Par certains petits matins sibériens, nous aurions pu casser des pierres avec nos baskets gelées. Arrivés au "Pasquier", il nous fallait cependant les chausser et enfiler nos survêtements qui venaient de passer plusieurs jours au congélateur. Les baraquements en bois dans lesquels nous nous préparions n'étaient pas chauffés non plus et nous protégeaient seulement des morsures de la bise et des regards des filles. Après cette séance de supplices, le cross pouvait commencer. Ces cross étaient horribles. Nous avions les muscles raidis, le souffle coupé avec cet air palpable qui nous glaçait les poumons. Et pourtant, que la nature est belle ! Nos pas mécaniques nous faisaient traverser de vastes étendues immaculées et silencieuses où tout était immobile, puisqu'il fallait être fou ou jésuite pour mettre le nez dehors. Un fois, cependant, nous fîmes une rencontre insolite. Un cheval. Seul au milieu de son enclos. Oublié. Ou peut-être mis là en quarantaine.
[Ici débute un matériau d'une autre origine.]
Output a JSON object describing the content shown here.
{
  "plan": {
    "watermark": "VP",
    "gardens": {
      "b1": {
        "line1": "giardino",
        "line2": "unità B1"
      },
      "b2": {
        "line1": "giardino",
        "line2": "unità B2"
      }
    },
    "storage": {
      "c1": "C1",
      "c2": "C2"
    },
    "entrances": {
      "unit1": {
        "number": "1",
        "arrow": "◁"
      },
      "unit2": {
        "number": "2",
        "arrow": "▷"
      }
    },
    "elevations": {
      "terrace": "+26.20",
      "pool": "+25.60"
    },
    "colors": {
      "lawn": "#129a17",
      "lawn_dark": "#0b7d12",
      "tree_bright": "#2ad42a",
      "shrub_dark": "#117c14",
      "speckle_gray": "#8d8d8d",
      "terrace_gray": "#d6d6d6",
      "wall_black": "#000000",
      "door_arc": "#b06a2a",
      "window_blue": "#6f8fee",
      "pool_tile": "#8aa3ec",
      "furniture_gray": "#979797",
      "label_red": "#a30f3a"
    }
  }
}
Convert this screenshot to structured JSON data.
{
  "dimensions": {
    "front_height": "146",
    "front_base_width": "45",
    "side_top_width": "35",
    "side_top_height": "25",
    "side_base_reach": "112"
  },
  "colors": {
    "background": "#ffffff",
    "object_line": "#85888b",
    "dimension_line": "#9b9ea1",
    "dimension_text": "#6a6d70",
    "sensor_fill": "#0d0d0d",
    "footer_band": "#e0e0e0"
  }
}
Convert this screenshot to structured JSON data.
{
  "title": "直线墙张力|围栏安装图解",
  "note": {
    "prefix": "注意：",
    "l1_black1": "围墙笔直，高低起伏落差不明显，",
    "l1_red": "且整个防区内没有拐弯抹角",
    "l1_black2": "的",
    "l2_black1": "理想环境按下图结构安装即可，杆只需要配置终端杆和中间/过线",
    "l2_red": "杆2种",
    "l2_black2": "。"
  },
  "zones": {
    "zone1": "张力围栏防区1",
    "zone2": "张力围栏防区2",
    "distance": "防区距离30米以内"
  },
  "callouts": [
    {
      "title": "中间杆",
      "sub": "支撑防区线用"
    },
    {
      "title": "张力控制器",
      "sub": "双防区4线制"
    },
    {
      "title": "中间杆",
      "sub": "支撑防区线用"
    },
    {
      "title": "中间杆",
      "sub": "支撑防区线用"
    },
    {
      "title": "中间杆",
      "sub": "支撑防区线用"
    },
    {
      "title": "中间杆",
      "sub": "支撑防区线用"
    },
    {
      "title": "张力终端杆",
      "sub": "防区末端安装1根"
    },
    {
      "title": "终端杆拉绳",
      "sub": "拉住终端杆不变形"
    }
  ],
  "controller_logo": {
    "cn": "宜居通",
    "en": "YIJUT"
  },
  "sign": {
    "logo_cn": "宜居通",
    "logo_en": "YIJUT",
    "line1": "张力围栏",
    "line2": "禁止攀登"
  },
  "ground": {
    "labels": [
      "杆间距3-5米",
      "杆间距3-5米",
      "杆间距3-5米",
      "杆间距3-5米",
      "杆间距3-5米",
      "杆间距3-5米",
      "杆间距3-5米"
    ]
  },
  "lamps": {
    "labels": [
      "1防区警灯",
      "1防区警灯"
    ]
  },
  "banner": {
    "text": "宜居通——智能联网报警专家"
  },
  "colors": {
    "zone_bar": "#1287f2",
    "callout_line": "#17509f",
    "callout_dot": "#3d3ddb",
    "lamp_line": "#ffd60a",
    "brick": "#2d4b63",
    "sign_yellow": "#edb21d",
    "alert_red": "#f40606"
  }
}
Mis au frigidaire pour calmer ses chaleurs. Nous étions peu rassurés en passant devant cet étalon qui nous suivait d'un regard menaçant, et dont le sexe "pipe-linesque" hanta nos mémoires durant plusieurs jours.

Nous traversions parfois ce paysage sous un ciel d'azur et un magnifique soleil. Le "Pasquier" était bordé de canaux désaffectés et de petits ruisseaux recouverts d'une épaisse couche de glace. J'ai déjà eu l'occasion de vous faire savoir combien nous adorions les glissades. Celles-ci avaient en plus un délicieux goût de fruit défendu, mais nous ne pouvions nous éterniser.

A la fin de notre séance de sport durant laquelle nous n'avions presque jamais vu le professeur, nous ôtions nos vêtements de sports. Nos baskets bien mouillées de transpiration retournaient dans nos sacs de sports où elles gelaient de nouveau instantanément.

Et l'on voulait nous supprimer tout cela ? On s'était mis en tête de nous apporter la piste d'entrainement à domicile et de nous supprimer le cheval qui bande, les baskets qui bandent, les journaux de contrebande, plein de filles bandantes, et que sais-je encore ? Nous étions toute une bande à résister.